The allocation of full volumes is largely in line with market expectations, with Saudi plans to raise supplies post the OPEC+ group's decision to ease production cuts amid firming demand cues aided by the global recovery.
In the group's meeting on June 1, OPEC and its allies decided to follow through on plans to hike crude production through July.
"Normal allocations [as] Saudi saw the market is fine [and] they produced more. I don't see any further market changes to the Saudi announcement [for term allocations]," said a trader with a North Asian refinery.
Some Asian refiners were heard to have nominated lesser volumes amid rising official selling prices and COVID-19-related demand concerns, traders said.
"We nominated lower, though. I think Southeast Asian [markets are] still struggling," said a trader with a Southeast Asian refinery, indicating the impact of extended lockdowns, which continue to throttle demand.
Countries such as Thailand and Malaysia are still in the grip of the virus, which has dented demand in the region despite the demand recovery in parts of Asia.
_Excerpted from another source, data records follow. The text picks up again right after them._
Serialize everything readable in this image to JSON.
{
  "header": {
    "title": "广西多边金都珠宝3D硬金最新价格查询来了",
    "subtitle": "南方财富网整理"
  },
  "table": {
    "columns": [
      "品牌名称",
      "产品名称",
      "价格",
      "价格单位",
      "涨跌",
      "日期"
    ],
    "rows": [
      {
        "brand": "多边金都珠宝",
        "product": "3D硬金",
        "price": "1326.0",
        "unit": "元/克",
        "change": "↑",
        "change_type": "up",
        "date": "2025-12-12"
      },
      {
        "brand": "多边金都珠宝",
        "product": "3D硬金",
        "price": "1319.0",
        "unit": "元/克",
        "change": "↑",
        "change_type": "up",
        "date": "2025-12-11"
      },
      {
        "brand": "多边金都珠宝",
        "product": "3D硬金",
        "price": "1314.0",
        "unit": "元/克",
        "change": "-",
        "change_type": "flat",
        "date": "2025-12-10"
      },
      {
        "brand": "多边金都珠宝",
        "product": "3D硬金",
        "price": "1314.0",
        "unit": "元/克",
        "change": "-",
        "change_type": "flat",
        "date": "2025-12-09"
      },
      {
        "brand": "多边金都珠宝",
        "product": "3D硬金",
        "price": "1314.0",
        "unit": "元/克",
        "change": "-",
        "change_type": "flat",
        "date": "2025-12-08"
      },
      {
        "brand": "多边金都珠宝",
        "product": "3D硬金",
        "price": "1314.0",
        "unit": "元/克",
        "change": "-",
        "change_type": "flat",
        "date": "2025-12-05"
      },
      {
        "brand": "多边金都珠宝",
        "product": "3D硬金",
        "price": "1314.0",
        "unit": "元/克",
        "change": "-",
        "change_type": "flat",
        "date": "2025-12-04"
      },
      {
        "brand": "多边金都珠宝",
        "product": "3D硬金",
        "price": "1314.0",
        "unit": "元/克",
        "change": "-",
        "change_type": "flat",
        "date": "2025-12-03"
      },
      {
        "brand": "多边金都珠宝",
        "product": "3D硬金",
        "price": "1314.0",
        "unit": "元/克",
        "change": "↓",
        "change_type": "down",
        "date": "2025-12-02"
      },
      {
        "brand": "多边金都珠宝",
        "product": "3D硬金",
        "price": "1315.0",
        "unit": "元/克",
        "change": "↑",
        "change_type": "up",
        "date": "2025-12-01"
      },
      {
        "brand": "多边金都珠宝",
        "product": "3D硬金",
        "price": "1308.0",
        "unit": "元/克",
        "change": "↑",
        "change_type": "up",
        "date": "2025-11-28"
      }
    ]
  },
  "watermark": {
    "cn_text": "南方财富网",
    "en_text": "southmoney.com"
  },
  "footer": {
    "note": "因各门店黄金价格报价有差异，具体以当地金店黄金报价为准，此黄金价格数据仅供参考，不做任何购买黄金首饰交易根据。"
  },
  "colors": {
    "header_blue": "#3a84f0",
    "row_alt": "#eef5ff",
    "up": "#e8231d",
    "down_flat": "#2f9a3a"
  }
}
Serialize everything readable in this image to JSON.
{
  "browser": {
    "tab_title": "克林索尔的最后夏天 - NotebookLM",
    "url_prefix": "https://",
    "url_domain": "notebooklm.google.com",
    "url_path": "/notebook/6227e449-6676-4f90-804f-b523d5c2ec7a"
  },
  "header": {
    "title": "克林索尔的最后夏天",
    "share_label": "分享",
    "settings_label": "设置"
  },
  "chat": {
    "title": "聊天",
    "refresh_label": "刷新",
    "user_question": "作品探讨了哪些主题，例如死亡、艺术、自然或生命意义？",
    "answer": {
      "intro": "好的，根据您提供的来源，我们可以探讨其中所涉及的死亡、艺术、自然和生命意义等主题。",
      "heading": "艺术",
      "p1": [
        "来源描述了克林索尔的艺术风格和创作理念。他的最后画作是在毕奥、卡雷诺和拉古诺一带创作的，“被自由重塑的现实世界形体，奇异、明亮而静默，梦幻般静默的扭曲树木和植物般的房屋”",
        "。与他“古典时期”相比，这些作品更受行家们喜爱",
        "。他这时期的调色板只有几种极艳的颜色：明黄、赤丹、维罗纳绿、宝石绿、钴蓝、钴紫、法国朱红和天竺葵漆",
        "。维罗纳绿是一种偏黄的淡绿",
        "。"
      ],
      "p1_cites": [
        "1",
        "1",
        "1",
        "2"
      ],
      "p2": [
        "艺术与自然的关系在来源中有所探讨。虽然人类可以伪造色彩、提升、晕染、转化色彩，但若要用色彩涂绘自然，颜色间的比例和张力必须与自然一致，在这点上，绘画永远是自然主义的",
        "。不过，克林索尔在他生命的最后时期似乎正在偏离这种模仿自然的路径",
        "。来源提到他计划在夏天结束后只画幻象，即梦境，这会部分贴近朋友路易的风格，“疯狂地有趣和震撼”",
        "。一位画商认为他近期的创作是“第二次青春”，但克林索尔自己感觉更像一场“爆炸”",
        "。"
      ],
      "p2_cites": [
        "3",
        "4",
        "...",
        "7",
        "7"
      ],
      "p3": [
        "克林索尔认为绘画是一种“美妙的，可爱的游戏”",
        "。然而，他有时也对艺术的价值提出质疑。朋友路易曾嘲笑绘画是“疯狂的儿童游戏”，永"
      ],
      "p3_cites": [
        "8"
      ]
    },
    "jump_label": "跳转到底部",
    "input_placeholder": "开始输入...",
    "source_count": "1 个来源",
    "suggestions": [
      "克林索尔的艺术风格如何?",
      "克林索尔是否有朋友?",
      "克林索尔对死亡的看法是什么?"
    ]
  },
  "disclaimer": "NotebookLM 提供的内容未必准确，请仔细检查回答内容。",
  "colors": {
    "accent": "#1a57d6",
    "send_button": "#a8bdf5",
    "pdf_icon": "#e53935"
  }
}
But lower demand from Southeast Asia is unlikely to dent the sentiment for July-loading spot barrels this month as the crude import appetite from India, China and Japan remains steady.
"Last month, India's virus cases did not impact the market in a huge way. Malaysia's lockdown is actually an extension, so don't see their lockdowns affecting the market much," said the trader with the North Asian refinery.
Meanwhile, higher official selling prices by Saudi Aramco and other Middle East producers could also affect demand for term barrels, some traders said.
Saudi Aramco raised prices for its July Asia-bound crude by 10-50 cents/b with stronger hikes for lighter grades, to levels higher than market expectations, Platts reported earlier.